In view of the fact that the record contained all relevant documents upon which the agency based its FMP determination, including the engineer's hand-written annotations--numbers which require no interpretation and which could not be altered by oral testimony--and written explanations for his calculations, we fail to see, and the protester does not explain, how the "give-and-take" and "credibility assessments" otherwise available during a hearing deprived Blue Dot of a meaningful opportunity to show that the agency's FMP was unreasonable. The fact that the protester's own calculations resulted in a bid price that was substantially higher than the agency's FMP simply does not constitute a factual dispute between the parties that warranted oral explanation or testimony.

The request for reconsideration is denied.

1. After reviewing the protester's comments on the agency report on the protest, the Air Force reconsidered its FMP determination, and adjusted the FMP upward to $1,762,205 (an average unit price of $4,098), to account for various costs attributable to the differences between phases I and II not previously considered. Since Blue Dot's bid nevertheless exceeded the revised FMP by approximately 30 percent, the agency concluded that the DFARS prohibited the award to Blue Dot, and that the cancellation was proper.

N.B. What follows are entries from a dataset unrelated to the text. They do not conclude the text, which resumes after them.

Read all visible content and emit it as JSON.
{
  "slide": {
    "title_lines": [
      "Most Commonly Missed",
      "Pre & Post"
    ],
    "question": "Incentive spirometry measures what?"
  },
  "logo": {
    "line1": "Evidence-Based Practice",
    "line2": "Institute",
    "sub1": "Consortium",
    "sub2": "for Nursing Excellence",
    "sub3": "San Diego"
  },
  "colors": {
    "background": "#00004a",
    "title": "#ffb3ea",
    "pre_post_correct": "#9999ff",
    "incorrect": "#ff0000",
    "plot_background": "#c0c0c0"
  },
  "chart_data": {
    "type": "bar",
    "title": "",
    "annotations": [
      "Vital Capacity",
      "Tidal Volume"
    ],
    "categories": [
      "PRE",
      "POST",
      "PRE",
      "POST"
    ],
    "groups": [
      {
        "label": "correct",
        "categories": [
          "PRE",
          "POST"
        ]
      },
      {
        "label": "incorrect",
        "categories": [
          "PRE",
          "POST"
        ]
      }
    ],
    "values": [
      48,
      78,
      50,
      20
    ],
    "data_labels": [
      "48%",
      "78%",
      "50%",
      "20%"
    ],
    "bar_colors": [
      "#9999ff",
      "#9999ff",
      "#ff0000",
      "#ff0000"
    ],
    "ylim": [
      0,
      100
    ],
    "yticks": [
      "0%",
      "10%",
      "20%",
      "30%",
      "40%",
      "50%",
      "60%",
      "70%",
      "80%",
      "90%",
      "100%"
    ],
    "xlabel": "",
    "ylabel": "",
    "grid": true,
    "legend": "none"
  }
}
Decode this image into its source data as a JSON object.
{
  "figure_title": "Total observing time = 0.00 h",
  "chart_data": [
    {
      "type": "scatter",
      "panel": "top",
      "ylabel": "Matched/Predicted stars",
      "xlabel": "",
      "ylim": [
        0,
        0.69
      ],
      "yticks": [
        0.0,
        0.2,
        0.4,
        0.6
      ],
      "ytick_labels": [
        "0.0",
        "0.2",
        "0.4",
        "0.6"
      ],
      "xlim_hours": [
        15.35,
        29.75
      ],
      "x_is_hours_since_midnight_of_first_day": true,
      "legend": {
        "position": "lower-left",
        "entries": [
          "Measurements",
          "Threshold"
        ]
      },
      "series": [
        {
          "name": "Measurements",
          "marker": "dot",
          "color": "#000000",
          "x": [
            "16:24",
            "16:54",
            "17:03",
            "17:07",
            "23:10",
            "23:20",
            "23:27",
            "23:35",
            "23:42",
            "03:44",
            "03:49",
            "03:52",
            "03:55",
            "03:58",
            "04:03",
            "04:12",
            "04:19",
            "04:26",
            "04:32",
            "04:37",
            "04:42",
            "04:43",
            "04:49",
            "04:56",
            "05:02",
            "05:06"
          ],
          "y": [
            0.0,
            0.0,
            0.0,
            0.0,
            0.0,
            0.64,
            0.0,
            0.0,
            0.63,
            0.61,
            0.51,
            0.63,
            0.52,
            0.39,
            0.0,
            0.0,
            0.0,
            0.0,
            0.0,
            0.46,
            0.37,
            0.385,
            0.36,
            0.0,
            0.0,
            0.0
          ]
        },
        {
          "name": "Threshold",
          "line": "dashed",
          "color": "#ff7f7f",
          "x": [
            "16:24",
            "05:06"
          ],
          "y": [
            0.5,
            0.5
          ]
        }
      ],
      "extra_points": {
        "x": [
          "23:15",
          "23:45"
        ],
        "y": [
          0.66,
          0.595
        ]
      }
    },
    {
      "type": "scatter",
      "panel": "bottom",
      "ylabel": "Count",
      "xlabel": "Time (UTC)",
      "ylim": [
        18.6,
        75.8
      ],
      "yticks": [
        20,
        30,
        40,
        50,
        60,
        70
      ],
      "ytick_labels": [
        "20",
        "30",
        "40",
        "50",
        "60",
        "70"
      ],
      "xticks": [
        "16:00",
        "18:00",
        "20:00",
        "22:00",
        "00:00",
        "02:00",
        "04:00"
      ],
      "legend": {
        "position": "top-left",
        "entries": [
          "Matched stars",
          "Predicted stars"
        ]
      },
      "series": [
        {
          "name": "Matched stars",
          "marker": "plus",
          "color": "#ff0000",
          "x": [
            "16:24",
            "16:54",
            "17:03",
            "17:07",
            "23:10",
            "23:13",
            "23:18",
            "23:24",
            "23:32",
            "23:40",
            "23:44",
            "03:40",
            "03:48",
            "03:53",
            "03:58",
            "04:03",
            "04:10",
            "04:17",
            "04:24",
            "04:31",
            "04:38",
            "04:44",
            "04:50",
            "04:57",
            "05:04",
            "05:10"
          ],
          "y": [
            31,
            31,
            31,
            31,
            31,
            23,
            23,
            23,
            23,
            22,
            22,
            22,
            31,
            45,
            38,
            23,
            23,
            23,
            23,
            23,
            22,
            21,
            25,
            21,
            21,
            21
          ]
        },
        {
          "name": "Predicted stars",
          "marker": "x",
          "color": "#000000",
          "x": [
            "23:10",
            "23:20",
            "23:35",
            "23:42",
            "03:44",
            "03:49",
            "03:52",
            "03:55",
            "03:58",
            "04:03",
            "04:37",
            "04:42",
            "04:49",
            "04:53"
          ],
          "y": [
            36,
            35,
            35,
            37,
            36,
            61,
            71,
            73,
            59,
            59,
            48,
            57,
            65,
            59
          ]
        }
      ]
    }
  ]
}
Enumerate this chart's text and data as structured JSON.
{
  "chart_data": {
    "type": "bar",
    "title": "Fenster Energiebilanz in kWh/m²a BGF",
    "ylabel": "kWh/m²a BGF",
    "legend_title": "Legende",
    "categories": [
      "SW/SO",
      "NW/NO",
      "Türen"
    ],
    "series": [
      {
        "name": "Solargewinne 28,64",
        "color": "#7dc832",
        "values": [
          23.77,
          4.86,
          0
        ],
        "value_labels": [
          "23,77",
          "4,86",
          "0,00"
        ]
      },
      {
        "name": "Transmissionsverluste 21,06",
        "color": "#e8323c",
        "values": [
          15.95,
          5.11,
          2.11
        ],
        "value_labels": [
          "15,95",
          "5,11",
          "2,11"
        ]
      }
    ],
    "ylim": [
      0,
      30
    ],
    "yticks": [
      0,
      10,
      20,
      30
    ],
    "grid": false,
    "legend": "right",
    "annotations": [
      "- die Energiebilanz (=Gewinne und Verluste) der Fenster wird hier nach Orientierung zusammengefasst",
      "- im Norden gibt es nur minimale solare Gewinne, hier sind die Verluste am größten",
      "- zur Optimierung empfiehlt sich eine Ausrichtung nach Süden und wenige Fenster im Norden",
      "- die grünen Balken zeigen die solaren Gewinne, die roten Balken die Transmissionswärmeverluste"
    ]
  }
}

2. The example involved removing a screw, for which the original estimate listed $6 as the unit labor cost, for a total of $102 for that line item (17 units x $6). The engineer stated that such simple task generally requires no more than 5 minutes to perform for each unit. He explained that assuming a $20 hourly wage rate, a more reasonable price for that line item, rounded to the nearest dollar, is $2/unit, for a total of $34 for the 17 units.